By: By Sam Benshoof, Forum Communications, The Jamestown Sun
FARGO — North Dakota voters appear ready to approve Measure 4, an initiative that would ban smoking in public places across the state.
A poll of 500 likely voters conducted for Forum Communications found 61 percent of respondents plan to support the measure on the Nov. 6 ballot, with 36 percent opposed and 4 percent undecided.
The measure would prohibit smoking in all indoor workplaces where state law now allows it, including bars, tobacco shops, taxis, motel rooms and private nursing home rooms.
It would also ban the use of electronic cigarettes in public places, and require people to be at least 20 feet away from buildings when smoking. Violators of the ban would be fined $50.
Along party lines, the poll found that self-described Democrats and independents were more likely to support the measure than Republicans, though a majority of all three groups were in favor of the ban.
Among poll respondents, 70 percent of Democrats, 62 percent of independents and 58 percent of Republicans said they would vote for the measure.
Geographically, support was highest in Cass and Grand Forks counties, at 69 percent and 66 percent, respectively. Sixty-one percent of Burleigh County respondents said they would vote for the ban. In Stutsman County, more than 63 percent of those polled were in favor, though the sample size was too small to be statistically significant.
Among the counties the poll highlighted, the only where a majority opposed the ban were Stark and Williams — where 53 percent were against it. However, the sample sizes for those counties were also too small to be statistically significant.
The poll found high support for the measure among women, with 66 percent saying they would approve the ban. Support among men was slightly lower, with 56 percent approving.

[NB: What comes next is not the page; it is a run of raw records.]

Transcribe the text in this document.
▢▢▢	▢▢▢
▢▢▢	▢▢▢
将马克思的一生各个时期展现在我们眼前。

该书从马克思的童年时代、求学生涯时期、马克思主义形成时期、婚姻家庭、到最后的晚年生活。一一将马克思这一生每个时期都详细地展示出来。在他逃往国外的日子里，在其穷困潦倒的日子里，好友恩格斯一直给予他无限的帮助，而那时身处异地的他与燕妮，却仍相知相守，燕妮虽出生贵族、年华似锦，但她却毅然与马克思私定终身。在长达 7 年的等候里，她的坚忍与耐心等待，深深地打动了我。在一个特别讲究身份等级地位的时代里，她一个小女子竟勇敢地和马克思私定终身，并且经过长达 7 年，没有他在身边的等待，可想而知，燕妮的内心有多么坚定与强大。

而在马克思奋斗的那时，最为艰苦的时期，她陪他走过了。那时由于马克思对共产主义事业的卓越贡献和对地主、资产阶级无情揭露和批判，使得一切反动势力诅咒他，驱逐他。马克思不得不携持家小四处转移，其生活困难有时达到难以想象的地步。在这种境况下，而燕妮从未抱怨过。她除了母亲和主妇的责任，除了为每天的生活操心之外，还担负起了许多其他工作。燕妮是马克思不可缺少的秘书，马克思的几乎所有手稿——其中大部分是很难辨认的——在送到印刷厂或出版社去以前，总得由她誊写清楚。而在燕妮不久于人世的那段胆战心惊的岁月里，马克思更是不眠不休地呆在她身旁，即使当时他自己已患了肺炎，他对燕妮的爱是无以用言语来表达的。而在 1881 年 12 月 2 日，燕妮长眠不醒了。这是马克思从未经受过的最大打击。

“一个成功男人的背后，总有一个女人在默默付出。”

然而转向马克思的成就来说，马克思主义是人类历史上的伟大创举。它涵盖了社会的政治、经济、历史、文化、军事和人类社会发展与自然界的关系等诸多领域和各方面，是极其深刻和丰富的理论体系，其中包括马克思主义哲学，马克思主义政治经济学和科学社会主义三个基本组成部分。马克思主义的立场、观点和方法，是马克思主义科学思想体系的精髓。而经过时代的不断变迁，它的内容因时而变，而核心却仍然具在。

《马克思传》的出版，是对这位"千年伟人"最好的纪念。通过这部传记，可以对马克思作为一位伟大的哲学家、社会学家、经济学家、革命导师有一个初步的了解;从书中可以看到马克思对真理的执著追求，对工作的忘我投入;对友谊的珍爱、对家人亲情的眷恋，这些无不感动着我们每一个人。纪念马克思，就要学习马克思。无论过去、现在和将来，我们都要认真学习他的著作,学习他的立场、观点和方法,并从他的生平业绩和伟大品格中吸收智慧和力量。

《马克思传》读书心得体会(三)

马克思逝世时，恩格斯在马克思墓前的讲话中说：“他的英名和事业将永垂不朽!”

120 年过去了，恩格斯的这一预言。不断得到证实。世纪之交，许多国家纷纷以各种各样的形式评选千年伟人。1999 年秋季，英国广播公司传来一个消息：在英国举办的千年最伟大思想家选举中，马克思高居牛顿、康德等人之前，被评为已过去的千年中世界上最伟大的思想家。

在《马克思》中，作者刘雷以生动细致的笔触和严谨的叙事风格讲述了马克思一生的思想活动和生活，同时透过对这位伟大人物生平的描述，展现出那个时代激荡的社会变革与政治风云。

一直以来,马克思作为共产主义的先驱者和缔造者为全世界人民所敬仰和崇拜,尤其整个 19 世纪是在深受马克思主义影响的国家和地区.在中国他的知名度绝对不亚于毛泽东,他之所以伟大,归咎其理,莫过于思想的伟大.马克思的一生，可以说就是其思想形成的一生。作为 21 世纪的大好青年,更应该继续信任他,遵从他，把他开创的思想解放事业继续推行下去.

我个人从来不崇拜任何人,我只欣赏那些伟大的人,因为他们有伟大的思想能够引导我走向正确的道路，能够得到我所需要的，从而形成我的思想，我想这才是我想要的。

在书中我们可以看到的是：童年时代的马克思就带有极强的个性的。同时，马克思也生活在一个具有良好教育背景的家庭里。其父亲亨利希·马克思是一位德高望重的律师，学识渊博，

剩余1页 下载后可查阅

Although support for the ban was high among all age demographics — at least 57 percent — respondents older than 65 approved of the ban by a wider margin than younger voters, with 66 percent in favor.
Measure 4 was placed on the ballot in August after a group called Smoke-Free North Dakota submitted a petition to Secretary of State Al Jaeger with more than the 13,452 necessary signatures.
The measure would be similar to smoking bans already in effect in eleven North Dakota cities, according to the North Dakota Center for Tobacco Prevention and Control Policy — Bismarck, Fargo, West Fargo, Grand Forks, Devils Lake, Pembina, Cavalier, Munich, Lisbon, Linton and Napoleon.